许群没有被杀死,他最后还是交出了那一纸药方。大多数人都是自私的动物,绝境里会选择屈服。
月仁靠钱打通关系,把奴隶身份的许群送回了研月院工作,这是月仁对许晴天能做的唯一补偿了。
老皇帝的六个儿子,就属他最不上进,在偌大的上弦城里,月仁没有势力,没有支持他的人,就连亲信也是别的皇子派来的卧底。
修行上月仁的天赋也不佳,他的实力都是凭着丹药堆积起来的。
月仁的心在别的地方,他善于数科,记忆力极佳,他喜欢寻求事物的原理,喜欢看着一颗丹药慢慢成形的过程,喜欢抚摸带着油味的机括,于是那一天,他翻过了围墙,来到研月院,寻找自己的梦。
他很幸运,他真的遇到了自己的梦,那个梦不是丹药,不是弓弩,而是一抹晴天。
许晴天死后,月仁花了很多时间,仿制了皇宫里的那颗巨大的‘发光玉石’,他弄了一个巨型丹炉,把比‘瓷石’大上几十倍的‘玉石’放了进去。
炼制,然后他打开丹炉,黑烟喷了他一脸。
月仁抹着脸上的黑烟,朝着身前的空气挥动,似乎抹到了另一个人的脸上。
他哭了,即使玉石再大,也不及那小小的瓷石分毫,他再也回不去了。
弦历三百年,户州,宝山再次金光大作,老皇帝亲自前去宝山寻参。
十二月十一日,二皇子的密室里,收到了来自某条秘密渠道的文书,上面写着:他死了。文书的末尾,空白的纸上还印了一个漆黑的章。
没过多久,皇帝驾崩的消息,在户州守阵人的到来下,传到弦域。
暗流在整个上弦城里涌动。
国不可一日无君,太子择日登基。
十二月十二日,东西南北四城爆发兵变,五大家族还有四大书院蠢蠢欲动。
此刻,皇宫,一杯无色无味的毒酒瞒过了试毒人的眼睛,送到了太子面前。
三皇子别院,发生火灾。
五皇子的密室,无故塌陷。
六皇子在湖边游玩,被推了下去。
四皇子别院,月仁,他的面前站着一个端着毒酒的太监。
太监掀起毒酒上盖着的红布:“主子说了,你不愿争位置,奈何生在了皇家,喝了吧,给你个体面。”
从外面交织的兵器声,月仁就知道。
“是二哥吧,只有他会这样。”月仁苦笑道,他从怀里拿出了一颗‘发光瓷石’,摩擦,上面出现了淡淡的光,是一撇一捺。
月仁端起毒酒,一饮而尽。痛苦从他的丹田里慢慢升起,他感觉自己的微粒破碎了,慢慢的他的眼前模糊起来。
他就要死了吗?也好,也许可以再见到晴天了。
没过多久,一颗温暖的药,被喂进了月仁的嘴里,他醒了,看见了一个身着白袍的人,他的身边还跟着两男一女。
“四皇子,我观察你很久了,想做我的徒弟吗?是四弟子。
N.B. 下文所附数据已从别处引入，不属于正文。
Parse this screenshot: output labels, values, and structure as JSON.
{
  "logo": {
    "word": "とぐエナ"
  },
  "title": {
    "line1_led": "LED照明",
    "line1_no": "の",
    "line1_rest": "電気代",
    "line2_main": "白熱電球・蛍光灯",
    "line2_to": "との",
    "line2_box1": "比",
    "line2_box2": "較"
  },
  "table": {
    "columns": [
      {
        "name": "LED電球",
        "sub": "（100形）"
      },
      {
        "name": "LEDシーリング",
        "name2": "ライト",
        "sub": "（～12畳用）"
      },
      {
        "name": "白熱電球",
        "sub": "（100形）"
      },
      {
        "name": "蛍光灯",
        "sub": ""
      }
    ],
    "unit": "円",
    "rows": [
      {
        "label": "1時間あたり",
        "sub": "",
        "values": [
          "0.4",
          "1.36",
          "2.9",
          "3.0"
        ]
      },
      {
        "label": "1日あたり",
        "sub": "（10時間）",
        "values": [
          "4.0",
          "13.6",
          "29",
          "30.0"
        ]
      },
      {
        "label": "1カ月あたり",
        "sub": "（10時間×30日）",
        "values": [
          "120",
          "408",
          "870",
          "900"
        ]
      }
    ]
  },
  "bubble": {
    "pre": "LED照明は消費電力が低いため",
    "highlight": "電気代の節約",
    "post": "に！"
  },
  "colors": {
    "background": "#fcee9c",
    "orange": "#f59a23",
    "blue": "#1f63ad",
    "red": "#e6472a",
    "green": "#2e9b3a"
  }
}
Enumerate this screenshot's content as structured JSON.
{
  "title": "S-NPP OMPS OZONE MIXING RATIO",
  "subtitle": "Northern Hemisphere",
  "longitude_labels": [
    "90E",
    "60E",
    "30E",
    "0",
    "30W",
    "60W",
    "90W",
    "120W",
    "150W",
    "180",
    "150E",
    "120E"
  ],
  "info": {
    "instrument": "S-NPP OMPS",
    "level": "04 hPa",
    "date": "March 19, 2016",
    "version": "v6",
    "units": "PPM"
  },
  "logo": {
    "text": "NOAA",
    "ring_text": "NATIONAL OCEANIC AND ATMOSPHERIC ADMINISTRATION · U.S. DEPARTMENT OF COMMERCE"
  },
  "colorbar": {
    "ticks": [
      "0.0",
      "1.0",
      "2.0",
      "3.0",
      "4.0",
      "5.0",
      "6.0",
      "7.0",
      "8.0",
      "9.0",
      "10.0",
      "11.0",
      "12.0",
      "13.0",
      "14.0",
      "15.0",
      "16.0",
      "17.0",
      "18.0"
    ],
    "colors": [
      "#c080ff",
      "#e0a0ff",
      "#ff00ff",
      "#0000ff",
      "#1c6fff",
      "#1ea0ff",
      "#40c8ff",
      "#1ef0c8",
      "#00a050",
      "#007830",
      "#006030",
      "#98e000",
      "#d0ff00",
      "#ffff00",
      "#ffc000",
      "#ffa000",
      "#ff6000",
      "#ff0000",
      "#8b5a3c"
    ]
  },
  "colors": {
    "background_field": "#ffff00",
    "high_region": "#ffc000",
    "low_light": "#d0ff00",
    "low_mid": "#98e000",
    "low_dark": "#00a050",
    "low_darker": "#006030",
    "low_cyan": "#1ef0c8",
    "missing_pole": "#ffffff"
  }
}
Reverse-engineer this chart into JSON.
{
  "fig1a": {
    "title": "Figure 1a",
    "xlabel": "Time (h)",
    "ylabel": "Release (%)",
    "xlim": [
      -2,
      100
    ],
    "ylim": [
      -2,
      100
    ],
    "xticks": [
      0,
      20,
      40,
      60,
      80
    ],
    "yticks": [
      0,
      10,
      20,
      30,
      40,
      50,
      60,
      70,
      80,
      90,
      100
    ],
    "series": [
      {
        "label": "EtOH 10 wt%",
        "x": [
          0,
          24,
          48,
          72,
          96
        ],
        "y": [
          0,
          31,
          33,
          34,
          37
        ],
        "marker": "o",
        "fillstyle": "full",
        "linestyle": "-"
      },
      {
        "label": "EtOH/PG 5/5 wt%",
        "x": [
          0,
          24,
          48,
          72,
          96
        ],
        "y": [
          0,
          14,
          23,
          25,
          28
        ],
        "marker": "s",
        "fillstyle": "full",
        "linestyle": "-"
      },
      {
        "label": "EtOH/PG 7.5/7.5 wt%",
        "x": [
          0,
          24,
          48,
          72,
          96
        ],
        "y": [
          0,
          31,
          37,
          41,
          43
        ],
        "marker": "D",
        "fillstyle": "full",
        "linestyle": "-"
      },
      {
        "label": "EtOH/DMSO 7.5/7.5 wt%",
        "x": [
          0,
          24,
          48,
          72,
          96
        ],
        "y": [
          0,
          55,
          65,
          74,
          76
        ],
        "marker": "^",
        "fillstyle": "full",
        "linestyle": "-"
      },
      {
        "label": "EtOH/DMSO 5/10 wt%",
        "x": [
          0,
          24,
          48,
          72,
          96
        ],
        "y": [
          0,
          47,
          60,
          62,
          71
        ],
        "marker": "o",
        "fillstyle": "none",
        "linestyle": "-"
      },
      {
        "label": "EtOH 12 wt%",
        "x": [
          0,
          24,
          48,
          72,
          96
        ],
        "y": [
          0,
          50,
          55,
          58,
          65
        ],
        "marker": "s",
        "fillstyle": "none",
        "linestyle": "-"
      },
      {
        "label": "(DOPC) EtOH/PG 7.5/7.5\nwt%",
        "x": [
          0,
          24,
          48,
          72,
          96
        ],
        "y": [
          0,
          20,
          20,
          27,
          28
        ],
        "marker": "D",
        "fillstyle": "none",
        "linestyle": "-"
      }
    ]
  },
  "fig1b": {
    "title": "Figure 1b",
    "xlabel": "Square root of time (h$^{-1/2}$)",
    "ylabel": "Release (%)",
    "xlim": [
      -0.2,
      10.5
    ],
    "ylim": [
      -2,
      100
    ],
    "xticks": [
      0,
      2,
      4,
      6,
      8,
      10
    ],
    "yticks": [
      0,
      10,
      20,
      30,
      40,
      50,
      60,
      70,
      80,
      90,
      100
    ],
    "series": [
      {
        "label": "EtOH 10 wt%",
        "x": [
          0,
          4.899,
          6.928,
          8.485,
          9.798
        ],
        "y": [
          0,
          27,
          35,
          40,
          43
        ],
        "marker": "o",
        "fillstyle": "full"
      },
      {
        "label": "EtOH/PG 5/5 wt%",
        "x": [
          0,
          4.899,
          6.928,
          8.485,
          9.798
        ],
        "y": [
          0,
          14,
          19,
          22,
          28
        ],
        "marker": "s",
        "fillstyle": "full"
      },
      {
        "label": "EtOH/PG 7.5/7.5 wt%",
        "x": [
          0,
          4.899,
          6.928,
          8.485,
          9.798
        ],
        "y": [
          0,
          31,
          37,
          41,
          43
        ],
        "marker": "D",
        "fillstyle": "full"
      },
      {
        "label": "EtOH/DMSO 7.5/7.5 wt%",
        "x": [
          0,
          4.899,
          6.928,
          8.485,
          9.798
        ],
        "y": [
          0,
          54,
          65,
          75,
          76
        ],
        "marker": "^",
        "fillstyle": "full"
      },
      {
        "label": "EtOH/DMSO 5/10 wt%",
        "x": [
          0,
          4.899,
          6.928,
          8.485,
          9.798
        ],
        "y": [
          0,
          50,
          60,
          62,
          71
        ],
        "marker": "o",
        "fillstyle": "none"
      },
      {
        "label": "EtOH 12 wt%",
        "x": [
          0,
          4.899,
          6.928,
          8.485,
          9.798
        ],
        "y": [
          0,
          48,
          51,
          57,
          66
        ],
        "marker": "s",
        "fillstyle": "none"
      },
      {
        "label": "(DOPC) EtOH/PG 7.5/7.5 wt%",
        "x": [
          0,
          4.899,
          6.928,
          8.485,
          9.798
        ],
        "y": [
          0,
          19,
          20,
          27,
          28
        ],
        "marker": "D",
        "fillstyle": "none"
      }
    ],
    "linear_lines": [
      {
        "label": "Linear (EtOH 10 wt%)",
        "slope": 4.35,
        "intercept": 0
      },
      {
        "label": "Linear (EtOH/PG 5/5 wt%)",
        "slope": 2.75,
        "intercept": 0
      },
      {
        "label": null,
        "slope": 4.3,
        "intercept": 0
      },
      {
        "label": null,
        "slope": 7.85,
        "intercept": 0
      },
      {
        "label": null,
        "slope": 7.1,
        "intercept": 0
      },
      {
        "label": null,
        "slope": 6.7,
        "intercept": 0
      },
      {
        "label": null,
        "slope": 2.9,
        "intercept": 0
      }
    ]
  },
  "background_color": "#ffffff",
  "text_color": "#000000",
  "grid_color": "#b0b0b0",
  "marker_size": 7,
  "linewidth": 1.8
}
”白袍人是户州过来的师父。
月仁满脑子的疑惑:“我记得自己喝了毒酒?”
“没错,是师父救了你。”续断补充道:“那颗丹药的君药,可是一株千年侧柏树的种子,制成的柏子仁,极其珍贵。”
“柏子仁?”月仁清醒一些:“你救我干什么,我是被赐死的,我也没有什么活在世上的意义了。”
师父摇摇头说道:“你确实死了,这是世界上再也没有叫做月仁的四皇子了,刚刚我们替你的别院,烧了一把火。”
月仁眼前一亮。
“当我徒弟的话,可以实现你一个愿望,什么都可以,当皇帝也不是不可能的。”师父给出了诱人的条件。
“当皇帝?算了吧,我不愿当你的徒弟,我有自己的想法,现在我不是四皇子了,我是个自由人,我想去做做自己想做的事。”月仁越说越精神:“说起愿望,你可以让天下太平吗,你可以让人人平等吗?”
“天下太平?人人平等?很难,会有那一天吧。”师父叹了口气,但他并没有气馁,接着说:“嗯,好吧,看来我们缘分未到。以后你累了,随时可以来北城的大青囊找我。”
“唉,师父赔了一颗丹药。”肉桂心遗憾道。
从此,世上再无四皇子月仁。
弦历三零一年年初,月灼阴登基,太子以及其他皇子,全部身亡。